Мейсегольский раввин рассказывал, что благодаря тому, что праотец Авраам расколол полено, чтобы принести в жертву всесожжения своего единственного сына, колена Израилевы удостоились, чтобы для них расступилось Чермное море. Однако море не расступилось, пока евреи не вошли в воду глубже, чем по шею, чтобы они научились полагаться на Всевышнего. А когда сыны Израиля перешли море и запели песнь, дети тоже пели в чревах своих матерей, потому что все видели Шхину. Вот отсюда и происходит обычай кормить птиц в субботу Шира[163]
, ибо все твари тогда пели вместе о чуде исхода из Египта. Другие говорят, что этот обычай был установлен, чтобы напоминать нам, что Бог, да будет благословенно Имя Его, кормил евреев в пустыне, как пернатых, которые повсюду находят для себя зернышки.Через окошки женского отделения синагоги высовывались головы в париках и в старомодных шляпках, украшенных перьями. Они были похожи на птиц, рассевшихся на заборе. Однако раввин тут же перестал напевать и принялся произносить запутанный комментарий относительно Пятнадцатого швата. Дом Шамая утверждает, что Новый год деревьев — это первый день месяца шват, а Дом Гилеля[164]
упоминает такие слова, как «трума», «маасер-ришон» и «маасер-шейни»[165]. Женщины понимали все меньше. Торчащие из женского отделения синагоги головы начали втягиваться назад, как будто сидевшие на заборе птицы стали разлетаться, когда солнце скрылось за облаком.Слава услыхала, как резкий, крикливый голос какого-то еврея на биме прервал раввина посреди речи. Когда еврей на биме замолчал, раввин у орн-койдеша ответил ему очень медленно. Он начал снова сначала. Он говорил, что на третий и на шестой год после субботнего года[166]
отделяют «маасер-ришон» и «маасер-шейни». Еврей на биме снова перебил его:— В этом нет ничего нового!
Голос раввина становился все слабее. Сколько раз он ни пытался ответить, еврей на биме перекрикивал его. Слава видела, что мужчины вокруг бимы не понимают, в чем суть спора, потому что они переспрашивали друг друга, по поводу чего там препирательство. От скамей, стоявших у восточной стены, доносились голоса:
— Наглость! Позор! Дайте ребе говорить!
Однако компания, окружавшая крикуна, стоявшего на биме, кричала еще громче:
— Дайте говорить зятю раввина! Реб Гирша ученее десяти раввинов.
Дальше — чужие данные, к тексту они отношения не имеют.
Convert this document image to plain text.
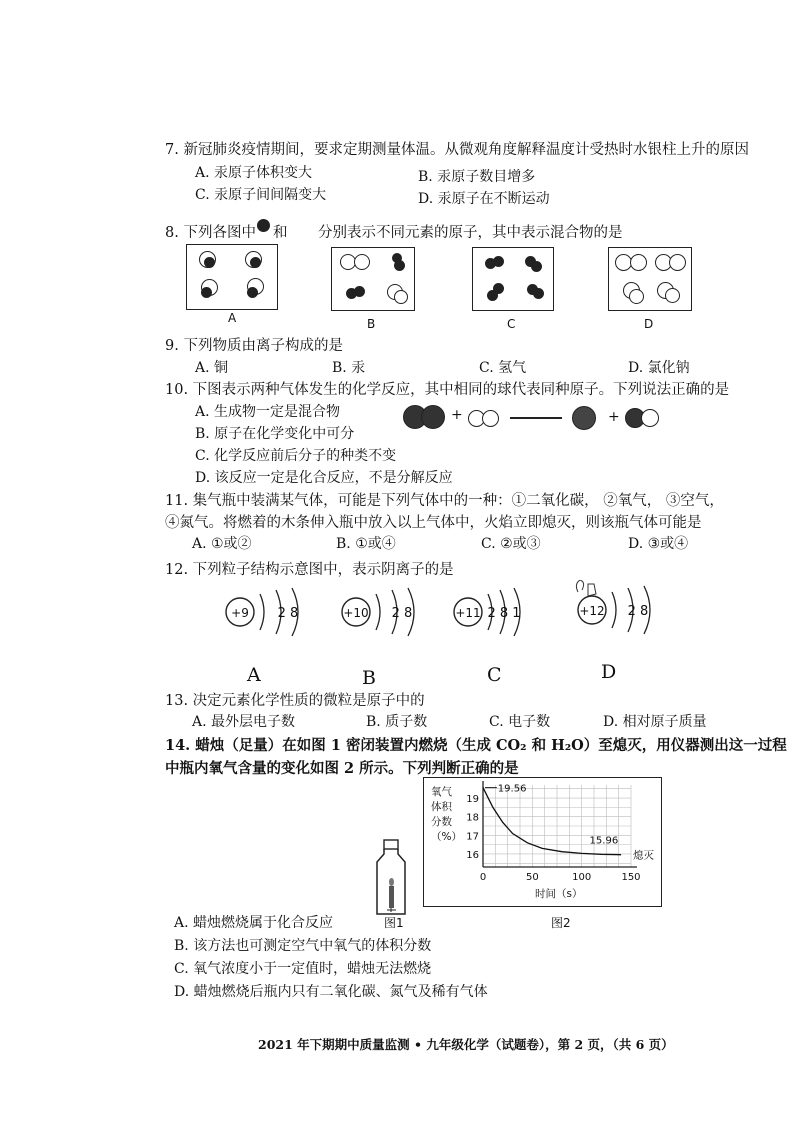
7. 新冠肺炎疫情期间，要求定期测量体温。从微观角度解释温度计受热时水银柱上升的原因
A. 汞原子体积变大	B. 汞原子数目增多
C. 汞原子间间隔变大	D. 汞原子在不断运动
8. 下列各图中 和 分别表示不同元素的原子，其中表示混合物的是
A	B	C	D
9. 下列物质由离子构成的是
A. 铜	B. 汞	C. 氢气	D. 氯化钠
10. 下图表示两种气体发生的化学反应，其中相同的球代表同种原子。下列说法正确的是
A. 生成物一定是混合物
B. 原子在化学变化中可分
C. 化学反应前后分子的种类不变
D. 该反应一定是化合反应，不是分解反应
+	+
11. 集气瓶中装满某气体，可能是下列气体中的一种：①二氧化碳， ②氧气， ③空气，
④氮气。将燃着的木条伸入瓶中放入以上气体中，火焰立即熄灭，则该瓶气体可能是
A. ①或②	B. ①或④	C. ②或③	D. ③或④
12. 下列粒子结构示意图中，表示阴离子的是
+9 2 8	+10 2 8	+11 2 8 1	+12 2 8
A	B	C	D
13. 决定元素化学性质的微粒是原子中的
A. 最外层电子数	B. 质子数	C. 电子数	D. 相对原子质量
14. 蜡烛（足量）在如图 1 密闭装置内燃烧（生成 CO₂ 和 H₂O）至熄灭，用仪器测出这一过程
中瓶内氧气含量的变化如图 2 所示。下列判断正确的是
图1
0	50	100	150
16
17
18
19
氧气
体积
分数
（%）
时间（s）
19.56
15.96
熄灭
图2
A. 蜡烛燃烧属于化合反应
B. 该方法也可测定空气中氧气的体积分数
C. 氧气浓度小于一定值时，蜡烛无法燃烧
D. 蜡烛燃烧后瓶内只有二氧化碳、氮气及稀有气体
2021 年下期期中质量监测 • 九年级化学（试题卷），第 2 页，（共 6 页）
Казалось, что синагога раскачивается. В одно из окон падал солнечный луч и рассекал, словно саблей, волосатые раздраженные лица, заливал их медным закатным светом. Слава увидела, что Цемах больше не находится на своем прежнем месте. Он выдвинулся вперед и устремил свой взгляд на еврея, мешавшего раввину говорить. Рядом стоял реб Менахем-Мендл и пытался оттащить его за рукав назад.
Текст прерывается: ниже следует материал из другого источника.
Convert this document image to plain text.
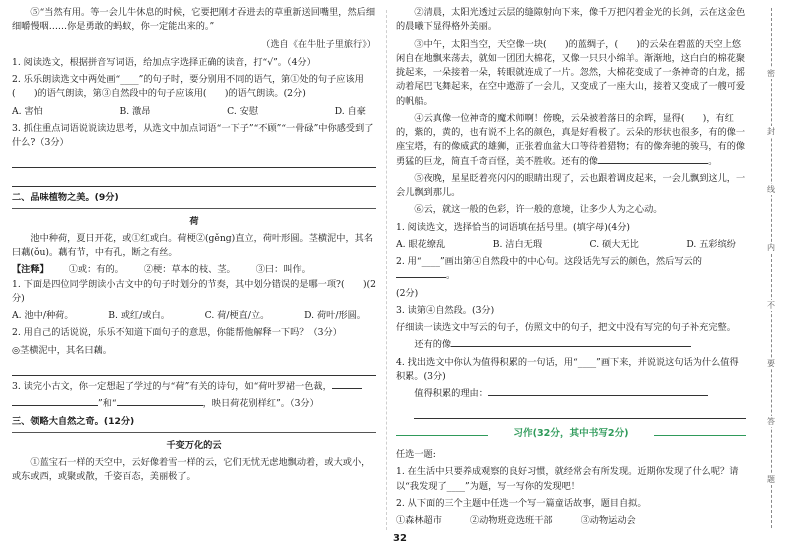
⑤“当然有用。等一会儿牛休息的时候，它要把刚才吞进去的草重新送回嘴里，然后细细嚼慢咽……你是勇敢的蚂蚁，你一定能出来的。”

（选自《在牛肚子里旅行》）

1. 阅读选文，根据拼音写词语，给加点字选择正确的读音，打“√”。（4分）

2. 乐乐朗读选文中两处画“____”的句子时，要分别用不同的语气，第①处的句子应该用(　　)的语气朗读，第③自然段中的句子应该用(　　)的语气朗读。(2分)

A. 害怕	B. 激昂	C. 安慰	D. 自豪

3. 抓住重点词语说说读边思考，从选文中加点词语“一下子”“不顾”“一骨碌”中你感受到了什么?（3分）

二、品味植物之美。(9分)
荷

池中种荷，夏日开花，或①红或白。荷梗②(gěng)直立，荷叶形圆。茎横泥中，其名曰藕(ǒu)。藕有节，中有孔，断之有丝。

【注释】 ①或：有的。 ②梗：草本的枝、茎。 ③曰：叫作。

1. 下面是四位同学朗读小古文中的句子时划分的节奏，其中划分错误的是哪一项?(　　)(2分)

A. 池中/种荷。	B. 或红/或白。	C. 荷/梗直/立。	D. 荷叶/形圆。

2. 用自己的话说说，乐乐不知道下面句子的意思，你能帮他解释一下吗？（3分）

◎茎横泥中，其名曰藕。

3. 读完小古文，你一定想起了学过的与“荷”有关的诗句，如“荷叶罗裙一色裁，

”和“	，映日荷花别样红”。（3分）

三、领略大自然之奇。(12分)
千变万化的云

①蓝宝石一样的天空中，云好像着雪一样的云，它们无忧无虑地飘动着，或大或小，或东或西，或聚或散，千姿百态，美丽极了。

②清晨，太阳光透过云层的缝隙射向下来，像千万把闪着金光的长剑，云在这金色的晨曦下显得格外美丽。

③中午，太阳当空，天空像一块(　　)的蓝绸子，(　　)的云朵在碧蓝的天空上悠闲自在地飘来荡去，就如一团团大棉花，又像一只只小绵羊。渐渐地，这白白的棉花聚拢起来，一朵接着一朵，转眼就连成了一片。忽然，大棉花变成了一条神奇的白龙，摇动着尾巴飞舞起来，在空中遨游了一会儿，又变成了一座大山，接着又变成了一艘可爱的帆船。

④云真像一位神奇的魔术师啊！傍晚，云朵被着落日的余晖，显得(　　)，有红的，紫的，黄的，也有说不上名的颜色，真是好看极了。云朵的形状也很多，有的像一座宝塔，有的像威武的雄狮，正张着血盆大口等待着猎物；有的像奔驰的骏马，有的像勇猛的巨龙，简直千奇百怪，美不胜收。还有的像	。

⑤夜晚，星星眨着亮闪闪的眼睛出现了，云也跟着调皮起来，一会儿飘到这儿，一会儿飘到那儿。

⑥云，就这一般的色彩，许一般的意境，让多少人为之心动。

1. 阅读选文，选择恰当的词语填在括号里。(填字母)(4分)

A. 眼花缭乱	B. 洁白无瑕	C. 硕大无比	D. 五彩缤纷

2. 用“____”画出第④自然段中的中心句。这段话先写云的颜色，然后写云的。

(2分)

3. 读第④自然段。(3分)

仔细读一读选文中写云的句子，仿照文中的句子，把文中没有写完的句子补充完整。

还有的像

4. 找出选文中你认为值得积累的一句话，用“____”画下来，并说说这句话为什么值得积累。(3分)

值得积累的理由：

习作(32分，其中书写2分)

任选一题:

1. 在生活中只要养成观察的良好习惯，就经常会有所发现。近期你发现了什么呢？请以“我发现了____”为题，写一写你的发现吧！

2. 从下面的三个主题中任选一个写一篇童话故事，题目自拟。

①森林超市	②动物班竞选班干部	③动物运动会
密
封
线
内
不
要
答
题
32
— Ваш муж не должен вмешиваться, — громко сказала Роня.
Слава не ответила, в уголках ее рта дрожала победная улыбка. Она уже соскучилась по безумству Цемаха, по его яростному мужеству и силе. Она хотела, чтобы он бросился в огонь и хорошенько обгорел. Тогда он вернется к ней и будет жить только для нее.